La Palabra de Dios en Gálatas 5, 13-26 nos dice hoy a mi, a ti que escuchas: “Ustedes hermanos, fueron llamados a ser libres. Pero no usen esta libertad para dar rienda suelta a sus instintos. Más bien sírvanse los unos a los otros por amor. Porque toda ley se resume en este solo mandato: “Ama a tu prójimo como a ti mismo”. Tengan cuidado, porque si ustedes se muerden y se comen unos a otros, llegarán a destruirse entre ustedes mismos.

Por lo tanto les digo: Vivan según el Espíritu y no busquen satisfacer sus propios malos deseos. Porque los malos deseos están en contra del Espíritu y el Espíritu está en contra de los malos deseos. No pueden hacer lo que quieran, porque no todo conviene. Pero si el Espíritu de Amor los guía, entonces ya no estarán sometidos a la ley es decir, serán guiados por el Amor de Dios.

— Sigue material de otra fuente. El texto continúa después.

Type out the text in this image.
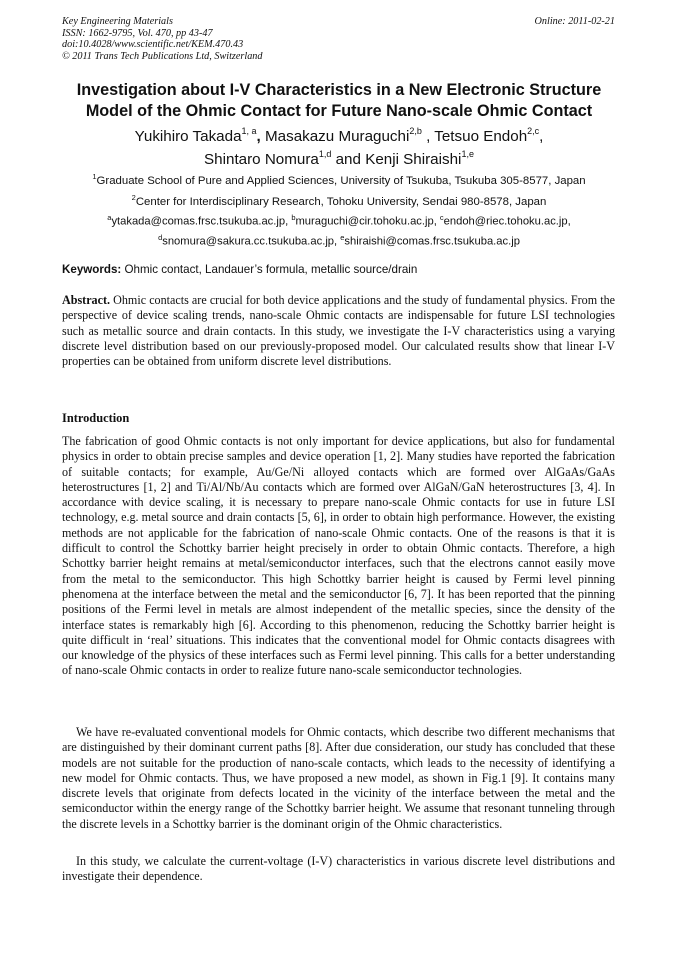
Key Engineering Materials
ISSN: 1662-9795, Vol. 470, pp 43-47
doi:10.4028/www.scientific.net/KEM.470.43
© 2011 Trans Tech Publications Ltd, Switzerland
Online: 2011-02-21
Investigation about I-V Characteristics in a New Electronic Structure
Model of the Ohmic Contact for Future Nano-scale Ohmic Contact
Yukihiro Takada$^{1, a}$, Masakazu Muraguchi$^{2,b}$ , Tetsuo Endoh$^{2,c}$,
Shintaro Nomura$^{1,d}$ and Kenji Shiraishi$^{1,e}$
$^1$Graduate School of Pure and Applied Sciences, University of Tsukuba, Tsukuba 305-8577, Japan
$^2$Center for Interdisciplinary Research, Tohoku University, Sendai 980-8578, Japan
$^a$ytakada@comas.frsc.tsukuba.ac.jp, $^b$muraguchi@cir.tohoku.ac.jp, $^c$endoh@riec.tohoku.ac.jp,
$^d$snomura@sakura.cc.tsukuba.ac.jp, $^e$shiraishi@comas.frsc.tsukuba.ac.jp
Keywords: Ohmic contact, Landauer’s formula, metallic source/drain

Abstract. Ohmic contacts are crucial for both device applications and the study of fundamental physics. From the perspective of device scaling trends, nano-scale Ohmic contacts are indispensable for future LSI technologies such as metallic source and drain contacts. In this study, we investigate the I-V characteristics using a varying discrete level distribution based on our previously-proposed model. Our calculated results show that linear I-V properties can be obtained from uniform discrete level distributions.

Introduction

The fabrication of good Ohmic contacts is not only important for device applications, but also for fundamental physics in order to obtain precise samples and device operation [1, 2]. Many studies have reported the fabrication of suitable contacts; for example, Au/Ge/Ni alloyed contacts which are formed over AlGaAs/GaAs heterostructures [1, 2] and Ti/Al/Nb/Au contacts which are formed over AlGaN/GaN heterostructures [3, 4]. In accordance with device scaling, it is necessary to prepare nano-scale Ohmic contacts for use in future LSI technology, e.g. metal source and drain contacts [5, 6], in order to obtain high performance. However, the existing methods are not applicable for the fabrication of nano-scale Ohmic contacts. One of the reasons is that it is difficult to control the Schottky barrier height precisely in order to obtain Ohmic contacts. Therefore, a high Schottky barrier height remains at metal/semiconductor interfaces, such that the electrons cannot easily move from the metal to the semiconductor. This high Schottky barrier height is caused by Fermi level pinning phenomena at the interface between the metal and the semiconductor [6, 7]. It has been reported that the pinning positions of the Fermi level in metals are almost independent of the metallic species, since the density of the interface states is remarkably high [6]. According to this phenomenon, reducing the Schottky barrier height is quite difficult in ‘real’ situations. This indicates that the conventional model for Ohmic contacts disagrees with our knowledge of the physics of these interfaces such as Fermi level pinning. This calls for a better understanding of nano-scale Ohmic contacts in order to realize future nano-scale semiconductor technologies.

We have re-evaluated conventional models for Ohmic contacts, which describe two different mechanisms that are distinguished by their dominant current paths [8]. After due consideration, our study has concluded that these models are not suitable for the production of nano-scale contacts, which leads to the necessity of identifying a new model for Ohmic contacts. Thus, we have proposed a new model, as shown in Fig.1 [9]. It contains many discrete levels that originate from defects located in the vicinity of the interface between the metal and the semiconductor within the energy range of the Schottky barrier height. We assume that resonant tunneling through the discrete levels in a Schottky barrier is the dominant origin of the Ohmic characteristics.

In this study, we calculate the current-voltage (I-V) characteristics in various discrete level distributions and investigate their dependence.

Es fácil ver lo que hacen quienes no se gobiernan a sí mismos: cometen inmoralidades sexuales, hacen cosas impuras y viciosas, adoran ídolos y practican la brujería. Mantienen odios, discordias y celos. Se enojan fácilmente, causan rivalidades, divisiones y partidismos. Son envidiosos, borrachos, glotones y otras cosas parecidas. Les advierto que los que así se portan no tendrán parte en el reino de Dios, es decir, que por su mismo comportamiento se están negando la entrada al reino de Dios que ya está en su corazón pero que no quieren vivirlo.

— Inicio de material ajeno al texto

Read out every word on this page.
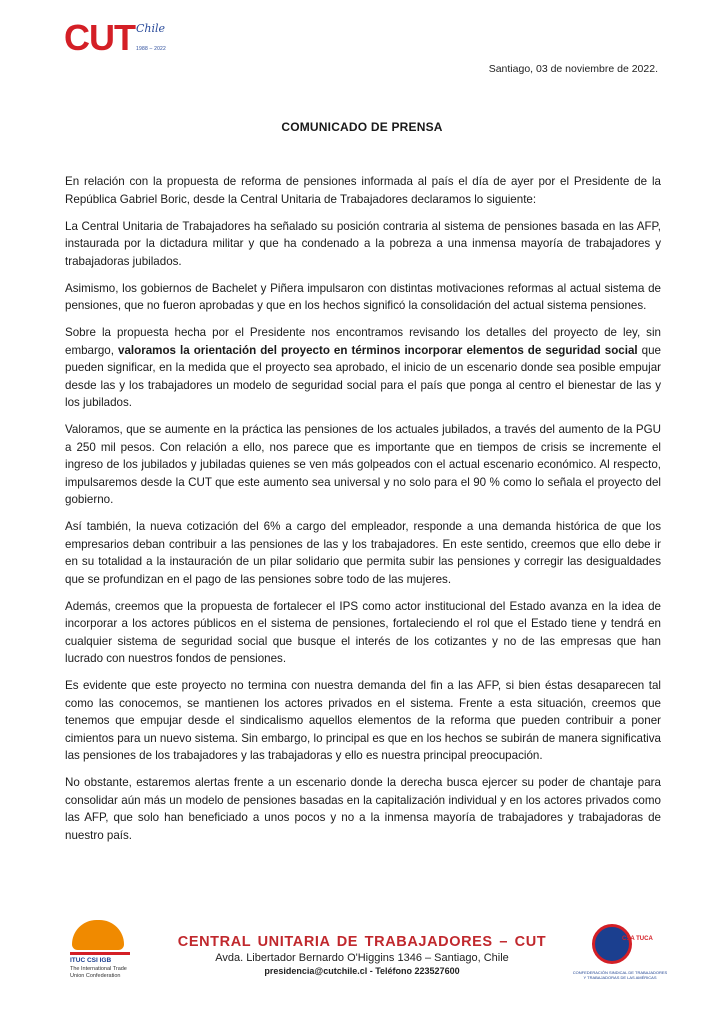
CUT Chile
1988 – 2022
Santiago, 03 de noviembre de 2022.
COMUNICADO DE PRENSA

En relación con la propuesta de reforma de pensiones informada al país el día de ayer por el Presidente de la República Gabriel Boric, desde la Central Unitaria de Trabajadores declaramos lo siguiente:

La Central Unitaria de Trabajadores ha señalado su posición contraria al sistema de pensiones basada en las AFP, instaurada por la dictadura militar y que ha condenado a la pobreza a una inmensa mayoría de trabajadores y trabajadoras jubilados.

Asimismo, los gobiernos de Bachelet y Piñera impulsaron con distintas motivaciones reformas al actual sistema de pensiones, que no fueron aprobadas y que en los hechos significó la consolidación del actual sistema pensiones.

Sobre la propuesta hecha por el Presidente nos encontramos revisando los detalles del proyecto de ley, sin embargo, valoramos la orientación del proyecto en términos incorporar elementos de seguridad social que pueden significar, en la medida que el proyecto sea aprobado, el inicio de un escenario donde sea posible empujar desde las y los trabajadores un modelo de seguridad social para el país que ponga al centro el bienestar de las y los jubilados.

Valoramos, que se aumente en la práctica las pensiones de los actuales jubilados, a través del aumento de la PGU a 250 mil pesos. Con relación a ello, nos parece que es importante que en tiempos de crisis se incremente el ingreso de los jubilados y jubiladas quienes se ven más golpeados con el actual escenario económico. Al respecto, impulsaremos desde la CUT que este aumento sea universal y no solo para el 90 % como lo señala el proyecto del gobierno.

Así también, la nueva cotización del 6% a cargo del empleador, responde a una demanda histórica de que los empresarios deban contribuir a las pensiones de las y los trabajadores. En este sentido, creemos que ello debe ir en su totalidad a la instauración de un pilar solidario que permita subir las pensiones y corregir las desigualdades que se profundizan en el pago de las pensiones sobre todo de las mujeres.

Además, creemos que la propuesta de fortalecer el IPS como actor institucional del Estado avanza en la idea de incorporar a los actores públicos en el sistema de pensiones, fortaleciendo el rol que el Estado tiene y tendrá en cualquier sistema de seguridad social que busque el interés de los cotizantes y no de las empresas que han lucrado con nuestros fondos de pensiones.

Es evidente que este proyecto no termina con nuestra demanda del fin a las AFP, si bien éstas desaparecen tal como las conocemos, se mantienen los actores privados en el sistema. Frente a esta situación, creemos que tenemos que empujar desde el sindicalismo aquellos elementos de la reforma que pueden contribuir a poner cimientos para un nuevo sistema. Sin embargo, lo principal es que en los hechos se subirán de manera significativa las pensiones de los trabajadores y las trabajadoras y ello es nuestra principal preocupación.

No obstante, estaremos alertas frente a un escenario donde la derecha busca ejercer su poder de chantaje para consolidar aún más un modelo de pensiones basadas en la capitalización individual y en los actores privados como las AFP, que solo han beneficiado a unos pocos y no a la inmensa mayoría de trabajadores y trabajadoras de nuestro país.

ITUC CSI IGB
The International Trade Union Confederation
CENTRAL UNITARIA DE TRABAJADORES – CUT
Avda. Libertador Bernardo O'Higgins 1346 – Santiago, Chile
presidencia@cutchile.cl - Teléfono 223527600
CSA TUCA
CONFEDERACIÓN SINDICAL DE TRABAJADORES Y TRABAJADORAS DE LAS AMÉRICAS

En cambio, lo que el Espíritu produce es amor, alegría, paz, paciencia, amabilidad, bondad, fidelidad, humildad y dominio propio. Y los que son de Jesucristo, ya han crucificado es decir, ya han sublimado la naturaleza del hombre pecador es decir, egoísta, junto con sus pasiones mal educadas y sus malos deseos que vienen de sus pensamientos sin fe. Si ahora vivimos por el Espíritu, dejemos también que el Espíritu nos guíe. No seamos orgullosos ni sembremos rivalidades y envidias entre nosotros”.

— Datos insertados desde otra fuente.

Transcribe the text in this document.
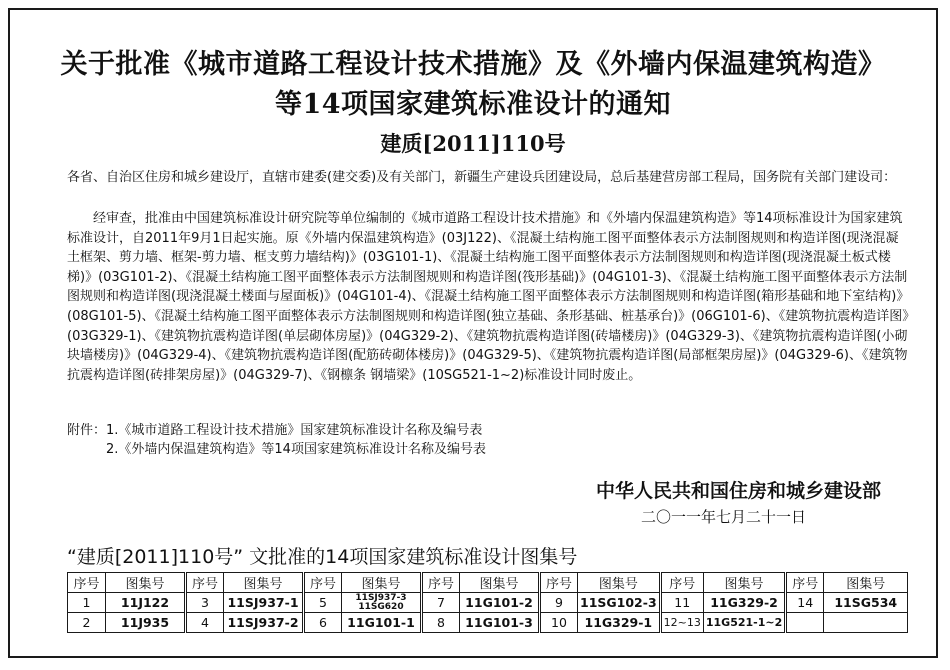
关于批准《城市道路工程设计技术措施》及《外墙内保温建筑构造》
等14项国家建筑标准设计的通知
建质[2011]110号
各省、自治区住房和城乡建设厅，直辖市建委(建交委)及有关部门，新疆生产建设兵团建设局，总后基建营房部工程局，国务院有关部门建设司：
经审查，批准由中国建筑标准设计研究院等单位编制的《城市道路工程设计技术措施》和《外墙内保温建筑构造》等14项标准设计为国家建筑标准设计，自2011年9月1日起实施。原《外墙内保温建筑构造》(03J122)、《混凝土结构施工图平面整体表示方法制图规则和构造详图(现浇混凝土框架、剪力墙、框架-剪力墙、框支剪力墙结构)》(03G101-1)、《混凝土结构施工图平面整体表示方法制图规则和构造详图(现浇混凝土板式楼梯)》(03G101-2)、《混凝土结构施工图平面整体表示方法制图规则和构造详图(筏形基础)》(04G101-3)、《混凝土结构施工图平面整体表示方法制图规则和构造详图(现浇混凝土楼面与屋面板)》(04G101-4)、《混凝土结构施工图平面整体表示方法制图规则和构造详图(箱形基础和地下室结构)》(08G101-5)、《混凝土结构施工图平面整体表示方法制图规则和构造详图(独立基础、条形基础、桩基承台)》(06G101-6)、《建筑物抗震构造详图》(03G329-1)、《建筑物抗震构造详图(单层砌体房屋)》(04G329-2)、《建筑物抗震构造详图(砖墙楼房)》(04G329-3)、《建筑物抗震构造详图(小砌块墙楼房)》(04G329-4)、《建筑物抗震构造详图(配筋砖砌体楼房)》(04G329-5)、《建筑物抗震构造详图(局部框架房屋)》(04G329-6)、《建筑物抗震构造详图(砖排架房屋)》(04G329-7)、《钢檩条 钢墙梁》(10SG521-1~2)标准设计同时废止。
附件： 1.《城市道路工程设计技术措施》国家建筑标准设计名称及编号表
2.《外墙内保温建筑构造》等14项国家建筑标准设计名称及编号表
中华人民共和国住房和城乡建设部
二〇一一年七月二十一日
“建质[2011]110号” 文批准的14项国家建筑标准设计图集号
序号	图集号	序号	图集号	序号	图集号	序号	图集号	序号	图集号	序号	图集号	序号	图集号
1	11J122	3	11SJ937-1	5	11SJ937-3 11SG620	7	11G101-2	9	11SG102-3	11	11G329-2	14	11SG534
2	11J935	4	11SJ937-2	6	11G101-1	8	11G101-3	10	11G329-1	12~13	11G521-1~2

¿Cómo te afecta pues, a ti que escuchas, el estar mirando en la televisión o en la computadora videos pornográficos? ¿Tú crees que el sexo se hizo para venderse? ¿Quién dijo que el sexo habría qué venderlo o exhibirlo? ¿Acaso el sexo es para mal usarse? ¿Qué no es para disfrutarlo sanamente, y prodigar fidelidad y respeto sumo por si mismo y por el cónyuge y manifestar además de pasión sana y madura, dulzura y ternura, porque en ambos corazones hay una profunda relación con Dios? El sexo Dios nuestro creador lo bendijo es decir, los aparatos de reproducción del hombre y la mujer son cosa santa y bella para dar gloria a Dios por los hijos de las entrañas, y quienes no tenemos hijos también habremos darle gloria a Dios pues no todos ni todas estamos llamados al matrimonio, pues el matrimonio también es cuestión de vocación, por ello es tan importante tener dominio propio y discernir qué es lo que Dios quiere para mi, para ti.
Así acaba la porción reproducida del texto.